Commenting on the Fitch Ratings' report titled: "Unnatural Real Interest Rates", "With the Fed having now achieved its inflation and employment objectives, becoming more focused on the risk of labour market tightening and starting to discuss the unwinding of its balance sheet, we expect interest rate normalisation will take place by 2020 and that the Fed Funds rate will reach 3.5% to 4%," said Brian Coulton, Chief Economist at Fitch. 

Key highlights:

  • This estimate is above the Fed's current "DOTS" projection for the long term and substantially higher than current financial market expectations for US rates in three years' time.
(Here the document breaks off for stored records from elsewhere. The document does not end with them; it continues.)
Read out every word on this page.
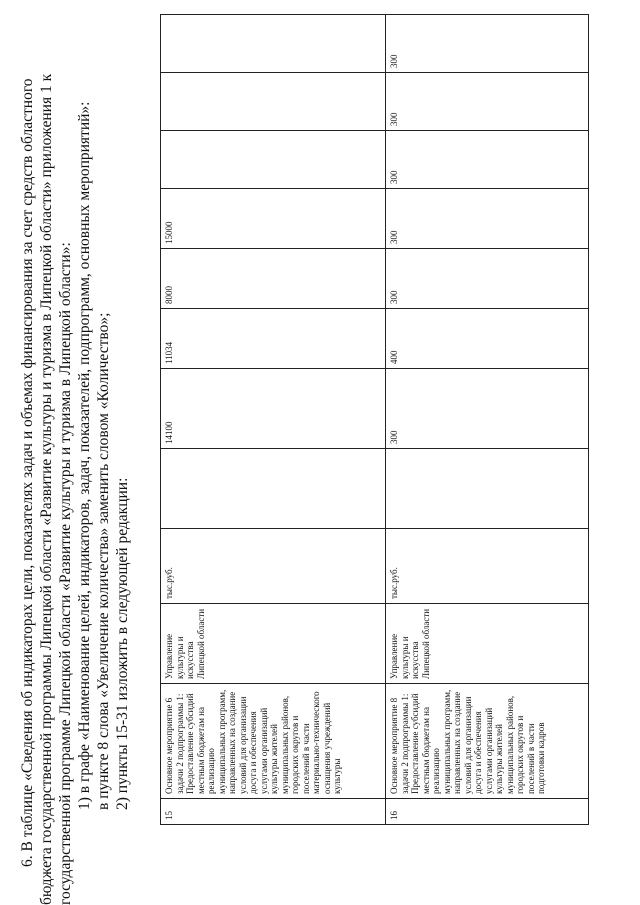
6. В таблице «Сведения об индикаторах цели, показателях задач и объемах финансирования за счет средств областного бюджета государственной программы Липецкой области «Развитие культуры и туризма в Липецкой области» приложения 1 к государственной программе Липецкой области «Развитие культуры и туризма в Липецкой области»: 1) в графе «Наименование целей, индикаторов, задач, показателей, подпрограмм, основных мероприятий»: в пункте 8 слова «Увеличение количества» заменить словом «Количество»; 2) пункты 15-31 изложить в следующей редакции:

15	Основное мероприятие 6 задачи 2 подпрограммы 1: Предоставление субсидий местным бюджетам на реализацию муниципальных программ, направленных на создание условий для организации досуга и обеспечения услугами организаций культуры жителей муниципальных районов, городских округов и поселений в части материально-технического оснащения учреждений культуры	Управление культуры и искусства Липецкой области	тыс.руб.		14100	11034	8000	15000			
16	Основное мероприятие 8 задачи 2 подпрограммы 1: Предоставление субсидий местным бюджетам на реализацию муниципальных программ, направленных на создание условий для организации досуга и обеспечения услугами организаций культуры жителей муниципальных районов, городских округов и поселений в части подготовки кадров	Управление культуры и искусства Липецкой области	тыс.руб.		300	400	300	300	300	300	300
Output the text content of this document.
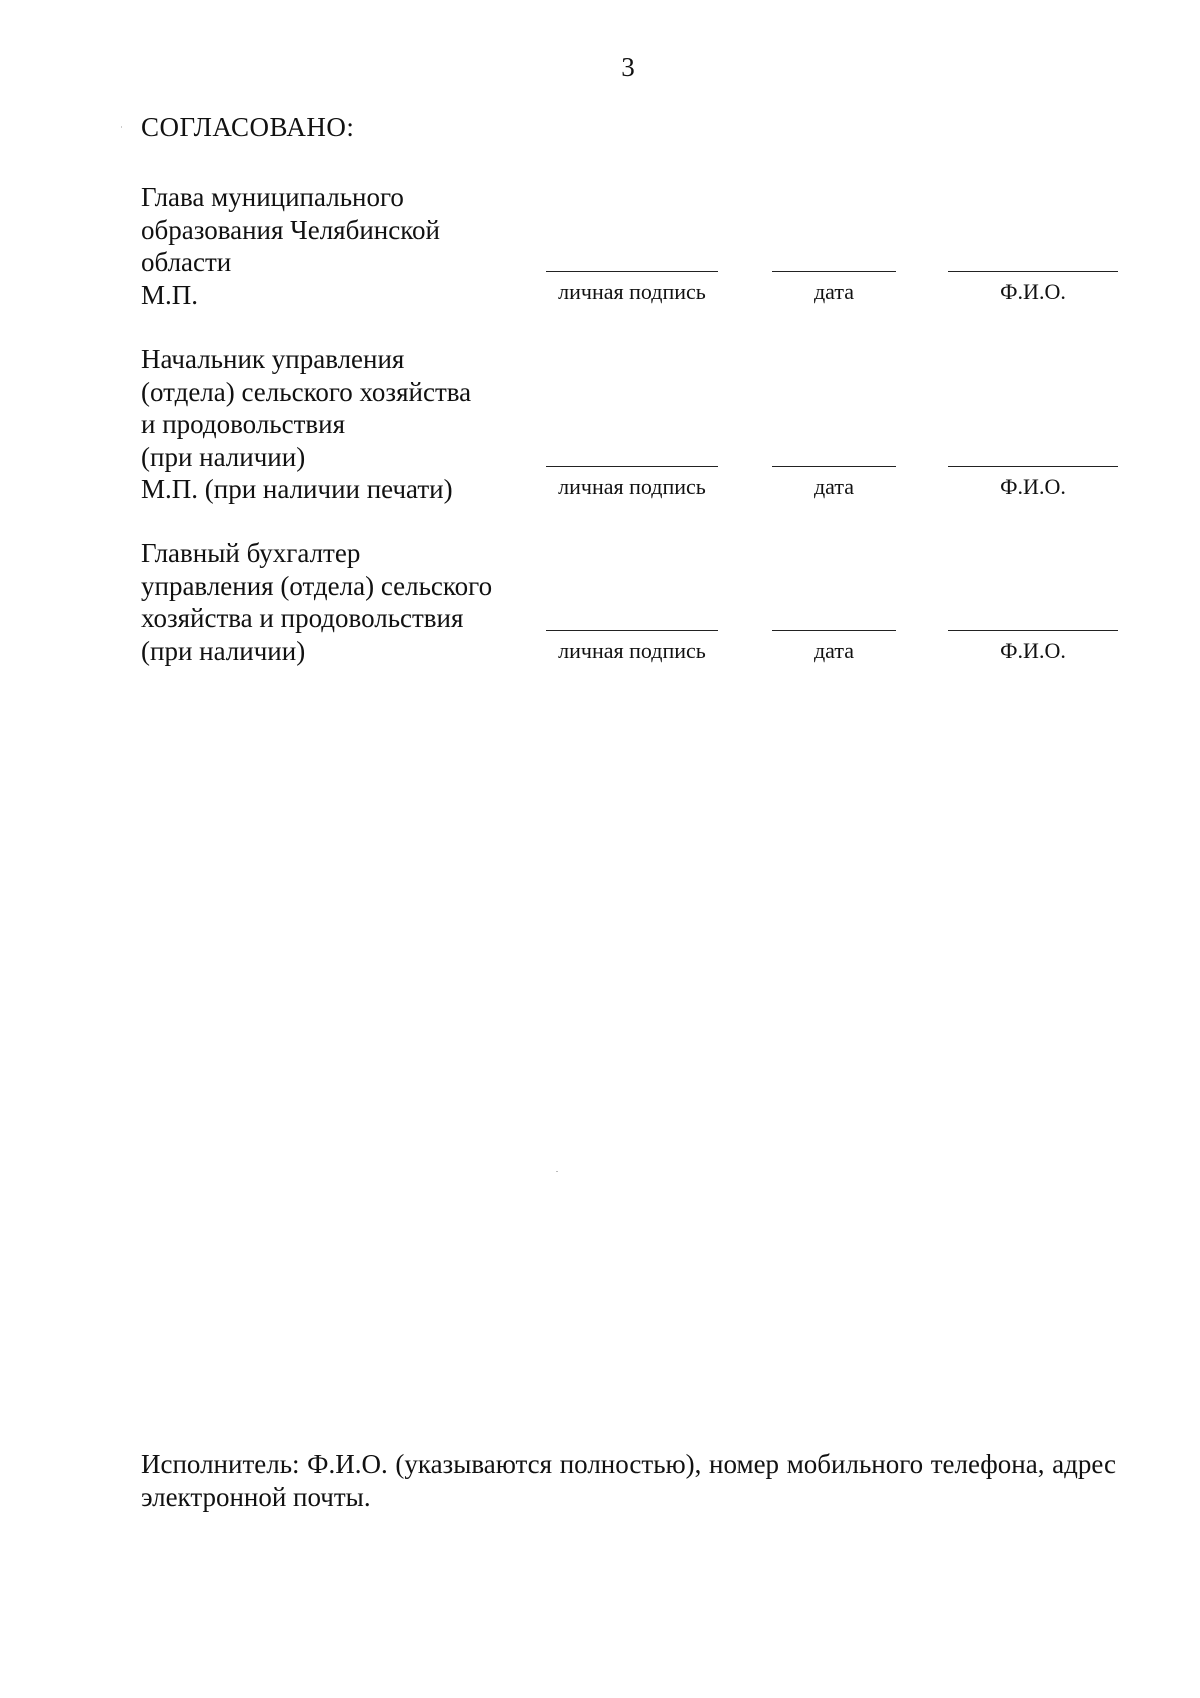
3
СОГЛАСОВАНО:
Глава муниципального
образования Челябинской
области
М.П.	личная подпись	дата	Ф.И.О.
Начальник управления
(отдела) сельского хозяйства
и продовольствия
(при наличии)
М.П. (при наличии печати)	личная подпись	дата	Ф.И.О.
Главный бухгалтер
управления (отдела) сельского
хозяйства и продовольствия
(при наличии)	личная подпись	дата	Ф.И.О.
Исполнитель: Ф.И.О. (указываются полностью), номер мобильного телефона, адрес электронной почты.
It would also imply a sizeable upward shift in bond yields to the 4% to 5% range as long-term expectations for the Fed Funds rate adjust
  • The fall in US real interest rates (i.e. nominal rates adjusted for inflation) has been one of the most striking macroeconomic trends over the last decade or so and has gone well beyond what can reasonably be explained by shifts in economic growth or inflation performance
  • Fitch's assessment of US potential real GDP growth is around 2%, which would imply a real Fed Funds rate of 2% or slightly below. Given the Fed's inflation target of 2%, this would imply a nominal Fed Funds rate of 3.5% to 4.0% once the current cycle has ended and rates have normalised.